A escalada do conflito no Oriente Médio já começa a provocar reflexos diretos na economia do Espírito Santo. A alta no preço do petróleo, impulsionada pela guerra envolvendo Irã, Estados Unidos e Israel, está encarecendo insumos básicos e acendendo o alerta para possíveis impactos mais amplos nos próximos meses.
Embora o aumento nos combustíveis seja o efeito mais visível, especialistas apontam que o problema vai muito além. A indústria do plástico, por exemplo, já sente fortemente os efeitos da crise, já que depende diretamente da nafta — derivado do petróleo essencial para a produção de materiais como polietileno, PVC e polipropileno.
Segundo Leo de Castro, ex-presidente da Findes e vice-presidente da Confederação Nacional da Indústria, o cenário é preocupante e reúne diversos fatores negativos ao mesmo tempo.
“Os insumos estão mais caros na origem, o frete subiu e há casos de falta de produto. A guerra desorganizou a cadeia global. Vejo um cenário de encarecimento e até escassez”, afirmou.
Os números já demonstram a dimensão do problema. Desde o início do conflito até o fim de março, os preços das resinas plásticas dispararam em várias partes do mundo: alta de 46% na Ásia, 50,3% nos Estados Unidos e 61% na Europa.
Além do aumento, outro fator preocupa: a queda na oferta.
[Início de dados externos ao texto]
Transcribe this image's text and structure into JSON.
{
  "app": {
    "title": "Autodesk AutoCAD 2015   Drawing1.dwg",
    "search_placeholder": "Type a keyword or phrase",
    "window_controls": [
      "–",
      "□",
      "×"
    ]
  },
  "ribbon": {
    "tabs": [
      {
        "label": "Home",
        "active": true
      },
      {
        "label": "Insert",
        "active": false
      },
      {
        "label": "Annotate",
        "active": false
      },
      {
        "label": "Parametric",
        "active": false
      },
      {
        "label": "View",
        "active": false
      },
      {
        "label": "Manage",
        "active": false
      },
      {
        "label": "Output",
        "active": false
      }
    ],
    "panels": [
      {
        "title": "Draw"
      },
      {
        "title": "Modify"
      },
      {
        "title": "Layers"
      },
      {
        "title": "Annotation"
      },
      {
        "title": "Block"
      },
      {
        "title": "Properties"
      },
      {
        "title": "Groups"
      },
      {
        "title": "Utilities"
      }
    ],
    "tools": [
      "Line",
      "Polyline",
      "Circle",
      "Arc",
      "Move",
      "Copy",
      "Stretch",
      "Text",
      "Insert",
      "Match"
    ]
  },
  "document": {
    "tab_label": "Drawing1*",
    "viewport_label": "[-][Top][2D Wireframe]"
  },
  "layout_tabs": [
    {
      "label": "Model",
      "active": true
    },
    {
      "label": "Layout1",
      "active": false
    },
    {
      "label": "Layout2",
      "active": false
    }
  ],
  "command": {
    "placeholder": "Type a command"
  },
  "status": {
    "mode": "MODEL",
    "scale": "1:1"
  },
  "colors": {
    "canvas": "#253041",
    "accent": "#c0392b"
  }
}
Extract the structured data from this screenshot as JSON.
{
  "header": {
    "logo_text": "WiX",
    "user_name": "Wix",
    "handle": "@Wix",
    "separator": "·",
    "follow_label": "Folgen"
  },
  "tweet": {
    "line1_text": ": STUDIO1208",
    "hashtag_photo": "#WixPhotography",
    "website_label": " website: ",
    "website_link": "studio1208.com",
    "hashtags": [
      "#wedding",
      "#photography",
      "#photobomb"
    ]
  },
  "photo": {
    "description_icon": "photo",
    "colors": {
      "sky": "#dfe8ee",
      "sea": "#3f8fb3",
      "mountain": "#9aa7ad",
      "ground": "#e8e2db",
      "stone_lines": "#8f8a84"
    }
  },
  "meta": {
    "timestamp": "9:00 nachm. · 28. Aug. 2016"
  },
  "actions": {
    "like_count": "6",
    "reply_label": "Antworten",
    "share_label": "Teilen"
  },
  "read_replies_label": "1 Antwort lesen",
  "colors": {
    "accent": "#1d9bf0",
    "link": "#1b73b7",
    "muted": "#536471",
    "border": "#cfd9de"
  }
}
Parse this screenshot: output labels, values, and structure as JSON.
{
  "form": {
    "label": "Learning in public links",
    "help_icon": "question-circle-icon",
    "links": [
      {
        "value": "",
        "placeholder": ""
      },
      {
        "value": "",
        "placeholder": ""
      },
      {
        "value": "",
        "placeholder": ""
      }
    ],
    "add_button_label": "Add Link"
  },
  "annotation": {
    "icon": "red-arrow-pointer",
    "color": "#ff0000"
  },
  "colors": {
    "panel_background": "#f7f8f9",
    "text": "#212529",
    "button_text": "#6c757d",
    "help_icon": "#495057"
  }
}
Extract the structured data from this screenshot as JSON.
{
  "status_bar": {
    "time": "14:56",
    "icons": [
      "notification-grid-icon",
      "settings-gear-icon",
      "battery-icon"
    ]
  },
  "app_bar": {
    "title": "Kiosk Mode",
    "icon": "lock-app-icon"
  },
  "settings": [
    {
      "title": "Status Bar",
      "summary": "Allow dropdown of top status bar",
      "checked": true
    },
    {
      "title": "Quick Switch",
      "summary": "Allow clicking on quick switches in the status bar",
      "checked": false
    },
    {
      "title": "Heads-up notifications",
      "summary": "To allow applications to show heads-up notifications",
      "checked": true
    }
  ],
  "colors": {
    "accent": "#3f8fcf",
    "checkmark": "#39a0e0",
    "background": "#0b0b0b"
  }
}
Mesmo com preços elevados, a matéria-prima não está chegando ao Brasil em quantidade suficiente, o que pode comprometer a produção industrial.
O impacto já atinge também o setor de rochas, um dos pilares da economia capixaba, que movimenta mais de R$ 15 bilhões por ano. A produção depende diretamente de resinas, que também estão em forte alta.
De acordo com Felipe Mota, gerente comercial da Geofin América, o aumento já chega a cerca de 50% em alguns insumos, além de oscilações constantes no mercado.
“Os preços estão mudando diariamente. Existe muita especulação e já trabalhamos com a possibilidade de faltar produto. As empresas ainda têm estoque, mas isso pode acabar rapidamente”, alertou.
Especialistas avaliam que, mesmo que o conflito seja encerrado no curto prazo, os efeitos devem persistir por meses. A estimativa é de que o mercado leve cerca de 120 dias para começar a se reequilibrar — o que indica um ano inteiro ainda sob impacto da crise internacional.
Com isso, a tendência é de que os aumentos se espalhem por diversos setores, chegando ao consumidor final em forma de produtos mais caros e possível redução na oferta.